By the time Seoulfy mounted the stage, the crowd was almost spilling onto the platform, as if barely contained by a fine membrane. “I think I’m falling, falling for you darling, darling,” Seoulfy sang to a thrumming bass line that rattled the building. Their fast-paced, catchy overlap of hip-hop and pop sounds reminded me of iann dior’s recent releases, like “let you” and “pretty girls.” The crowd sang along and jumped to “Waste of Time” with a fervor that seemed sure to collapse the walls. “You make this rapper feel more like a poet,” they sang in “Cross My Mind.”
Friday was Seoulfly’s first live performance together. The duo, composed of Jonathan Lee ’24 and University of Illinois Urbana-Champaign sophomore TJ Byun, came together in July 2019, but largely worked remotely. The group was excited to finally perform an in-person concert.
“I’m personally a pretty mellow person, but I come most alive when I’m performing live,” Lee said. Then Byun added, “There’s only so much satisfaction you can get from seeing the stream numbers go up; it’s a completely different animal to perform live. The energy is unlike anything else.”

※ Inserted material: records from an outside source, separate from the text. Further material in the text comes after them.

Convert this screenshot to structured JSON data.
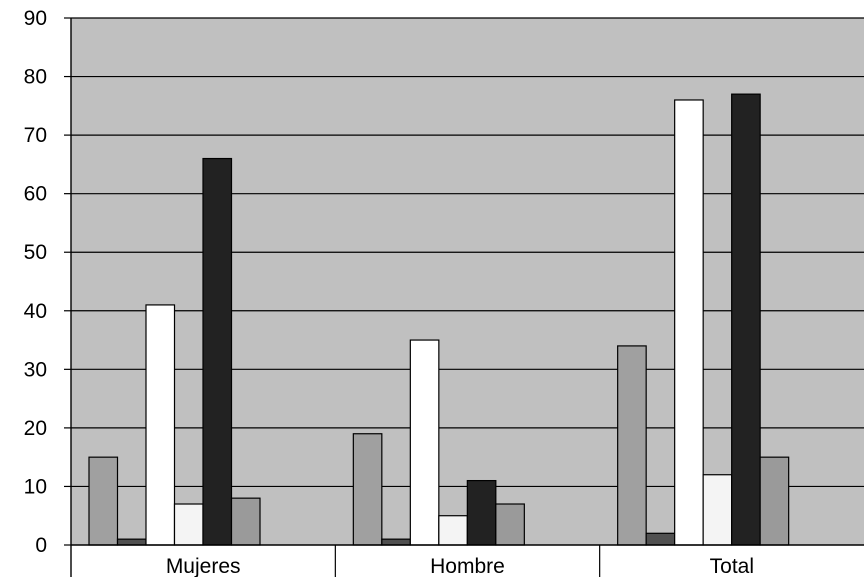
{
  "chart_data": {
    "type": "bar",
    "categories": [
      "Mujeres",
      "Hombre",
      "Total"
    ],
    "series": [
      {
        "values": [
          15,
          19,
          34
        ],
        "color": "#a0a0a0"
      },
      {
        "values": [
          1,
          1,
          2
        ],
        "color": "#505050"
      },
      {
        "values": [
          41,
          35,
          76
        ],
        "color": "#ffffff"
      },
      {
        "values": [
          7,
          5,
          12
        ],
        "color": "#f4f4f4"
      },
      {
        "values": [
          66,
          11,
          77
        ],
        "color": "#222222"
      },
      {
        "values": [
          8,
          7,
          15
        ],
        "color": "#9a9a9a"
      }
    ],
    "title": "",
    "xlabel": "",
    "ylabel": "",
    "ylim": [
      0,
      90
    ],
    "yticks": [
      "0",
      "10",
      "20",
      "30",
      "40",
      "50",
      "60",
      "70",
      "80",
      "90"
    ],
    "grid": true,
    "legend": "none",
    "plot_background": "#c0c0c0"
  }
}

The other student-artists were also gratified to see the return of in-person concerts. “I haven’t performed live since before the pandemic, so there’s some anxiety surrounding it, because you forget what it’s even like,” Nandyala said. “Once you get into it, though, you remember the parts of it you love: the interactiveness and the spontaneity. You practice a lot, but the best parts of a show are the parts you don’t predict, off-the-cuff things you say or try out.”

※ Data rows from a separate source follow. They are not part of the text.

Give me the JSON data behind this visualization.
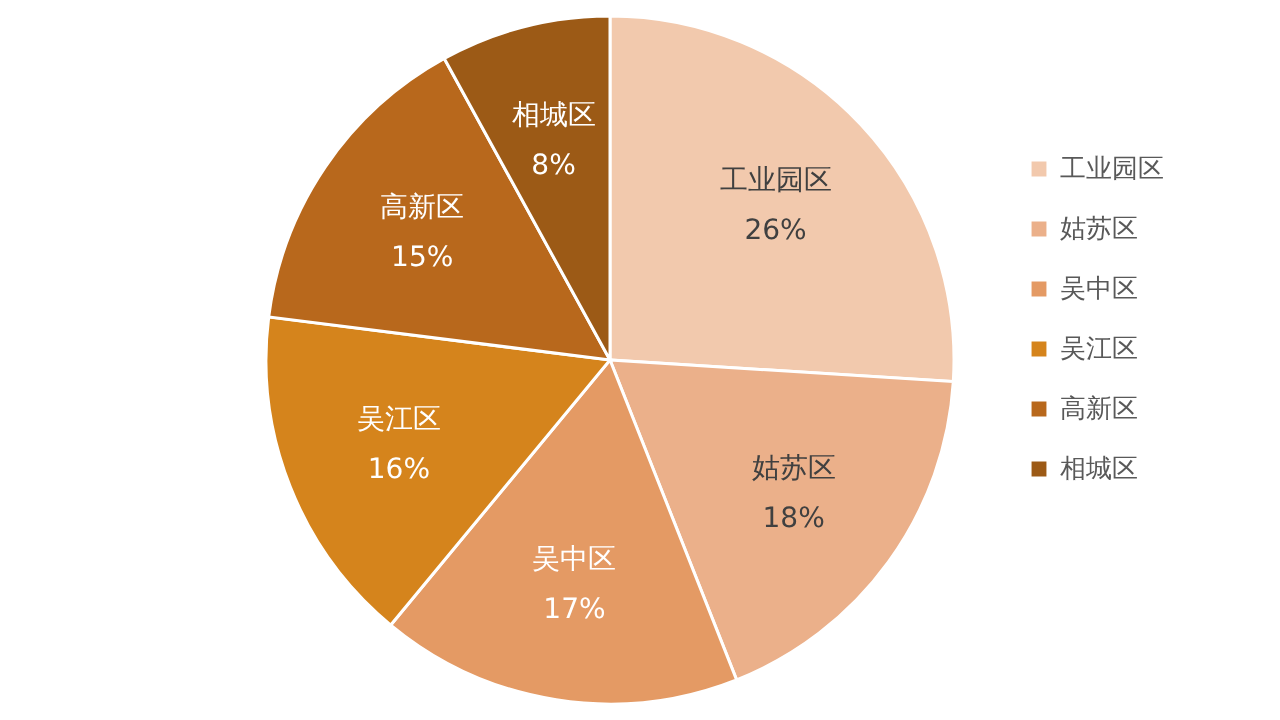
{
  "chart_data": {
    "type": "pie",
    "categories": [
      "工业园区",
      "姑苏区",
      "吴中区",
      "吴江区",
      "高新区",
      "相城区"
    ],
    "values": [
      26,
      18,
      17,
      16,
      15,
      8
    ],
    "value_labels": [
      "26%",
      "18%",
      "17%",
      "16%",
      "15%",
      "8%"
    ],
    "colors": [
      "#f2c9ad",
      "#ebb08a",
      "#e49a64",
      "#d5841c",
      "#b8681c",
      "#9c5a16"
    ],
    "legend": "right"
  }
}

This sentiment was echoed by Eisenach. “I love the raw energy between the band and the crowd. It was such an adrenaline rush; it was really hot and loud,” Eisenach said after performing. John Kohler ’22, who was on drums for Eisenach, explained, “it’s been wild to slowly move back into this kind of thing — this is the first time an indoor event has been even possible.”

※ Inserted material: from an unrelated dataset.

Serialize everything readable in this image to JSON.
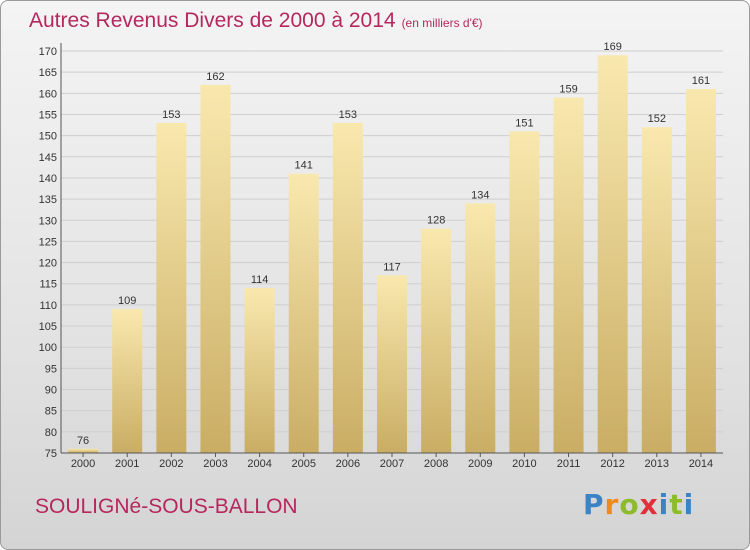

The night closed out with The House Band, who opened with “Don’t Start Now” by Dua Lipa. They transitioned into “Dreams” by Fleetwood Mac with a slamming drum fill. Cat Davis ’24 delivered powerful vocals and hair flips that created a charismatic stage presence. Bioengineering Ph.D. student Jonathon Weiss flexed rapidly swerving guitar solos and Allen Zhu ’22 gave thumping bass. The group’s rendition of “Come Together” by The Beatles concluded with two hard drum licks; Bradley Immel ’21 glanced over from keys to nod admiringly at percussionist Callum Burgess ’22.
The crowds trickled out reluctantly when the concert wrapped up. Groups of friends tugged at each other, talking loudly. “Come on, take a photo of us,” asked a group of inebriated boys, gesturing at the camera hanging from my neck. They posed, laughing, arms wrapped around each other like some perfect vision of collegiate friendship. As I watched them and other packs of students lumber away, I couldn’t help but reflect on what the night had celebrated: friends supporting friends, student artists giving everything they had to the music, friends and strangers singing along, people holding hands and leaning into each other, dancing bodies. Happy Valentine’s Day.
Editor’s Note: This article is a review and includes subjective opinions, thoughts and critiques.
This article has been updated to reflect that Weiss played guitar and Zhu played bass. The Daily regrets this error.